`pyts.bag_of_words`.BagOfWords¶

class `pyts.bag_of_words.``BagOfWords`(window_size=0.1, window_step=1, numerosity_reduction=True)[source]

Transform time series into bag of words.

Parameters: window_size : int or float (default = 0.1) Size of the sliding window (i.e. the size of each word). If float, it represents the percentage of the size of each time series and must be between 0 and 1. The window size will be computed as `ceil(window_size * n_timestamps)`. window_step : int or float (default = 1) Step of the sliding window. If float, it represents the percentage of the size of each time series and must be between 0 and 1. The window size will be computed as `ceil(window_step * n_timestamps)`. numerosity_reduction : bool (default = True) If True, delete sample-wise all but one occurence of back to back identical occurences of the same words.

Examples

```>>> from pyts.bag_of_words import BagOfWords
>>> X = [['a', 'a', 'b', 'a', 'b', 'b', 'b', 'b', 'a'],
...      ['a', 'b', 'c', 'c', 'c', 'c', 'a', 'a', 'c']]
>>> bow = BagOfWords(window_size=2)
>>> print(bow.transform(X))
['aa ab ba ab bb ba' 'ab bc cc ca aa ac']
>>> bow = BagOfWords(window_size=2, numerosity_reduction=False)
>>> print(bow.transform(X))
['aa ab ba ab bb bb bb ba' 'ab bc cc cc cc ca aa ac']
```

Methods

 `__init__`(self[, window_size, window_step, …]) Initialize self. `fit`(self[, X, y]) Pass. `fit_transform`(self, X[, y]) Fit to data, then transform it. `get_params`(self[, deep]) Get parameters for this estimator. `set_params`(self, \*\*params) Set the parameters of this estimator. `transform`(self, X) Transform time series into sequences of words.
`__init__`(self, window_size=0.1, window_step=1, numerosity_reduction=True)[source]

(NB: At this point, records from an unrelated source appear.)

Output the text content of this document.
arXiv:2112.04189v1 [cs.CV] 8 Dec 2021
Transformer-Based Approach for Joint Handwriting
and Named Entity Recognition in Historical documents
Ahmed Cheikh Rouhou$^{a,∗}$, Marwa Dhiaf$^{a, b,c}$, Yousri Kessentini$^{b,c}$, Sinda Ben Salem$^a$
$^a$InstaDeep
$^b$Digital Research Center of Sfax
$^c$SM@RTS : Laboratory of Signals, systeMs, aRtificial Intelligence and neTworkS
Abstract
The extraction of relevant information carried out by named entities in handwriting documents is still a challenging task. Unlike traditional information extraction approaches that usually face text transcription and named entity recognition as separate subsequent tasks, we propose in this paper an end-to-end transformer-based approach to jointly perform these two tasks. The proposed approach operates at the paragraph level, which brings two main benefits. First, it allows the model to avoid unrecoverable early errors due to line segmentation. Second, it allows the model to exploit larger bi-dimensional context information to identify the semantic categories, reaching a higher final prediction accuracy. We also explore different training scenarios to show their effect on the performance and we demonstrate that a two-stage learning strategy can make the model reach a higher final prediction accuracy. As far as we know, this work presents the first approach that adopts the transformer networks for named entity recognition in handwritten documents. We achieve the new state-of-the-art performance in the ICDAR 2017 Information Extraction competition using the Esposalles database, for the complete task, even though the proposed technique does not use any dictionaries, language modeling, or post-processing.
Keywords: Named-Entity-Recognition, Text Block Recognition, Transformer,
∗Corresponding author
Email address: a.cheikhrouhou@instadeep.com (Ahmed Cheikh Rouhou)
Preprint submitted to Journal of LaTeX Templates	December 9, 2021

Initialize self. See help(type(self)) for accurate signature.

`fit`(self, X=None, y=None)[source]

Pass.

Parameters: X ignored y Ignored self : object
`fit_transform`(self, X, y=None, **fit_params)

Fit to data, then transform it.

Fits transformer to X and y with optional parameters fit_params and returns a transformed version of X.

Parameters: X : numpy array of shape [n_samples, n_features] Training set. y : numpy array of shape [n_samples] Target values. **fit_params : dict Additional fit parameters. X_new : numpy array of shape [n_samples, n_features_new] Transformed array.
`get_params`(self, deep=True)

Get parameters for this estimator.

Parameters: deep : bool, default=True If True, will return the parameters for this estimator and contained subobjects that are estimators. params : mapping of string to any Parameter names mapped to their values.
`set_params`(self, **params)

Set the parameters of this estimator.

The method works on simple estimators as well as on nested objects (such as pipelines). The latter have parameters of the form `<component>__<parameter>` so that it’s possible to update each component of a nested object.

Parameters: **params : dict Estimator parameters. self : object Estimator instance.
`transform`(self, X)[source]

Transform time series into sequences of words.

Parameters: X : array-like, shape = (n_samples, n_timestamps) X_new : array, shape = (n_samples,) Transformed data. Each row is a string consisting of words separated by a whitespace.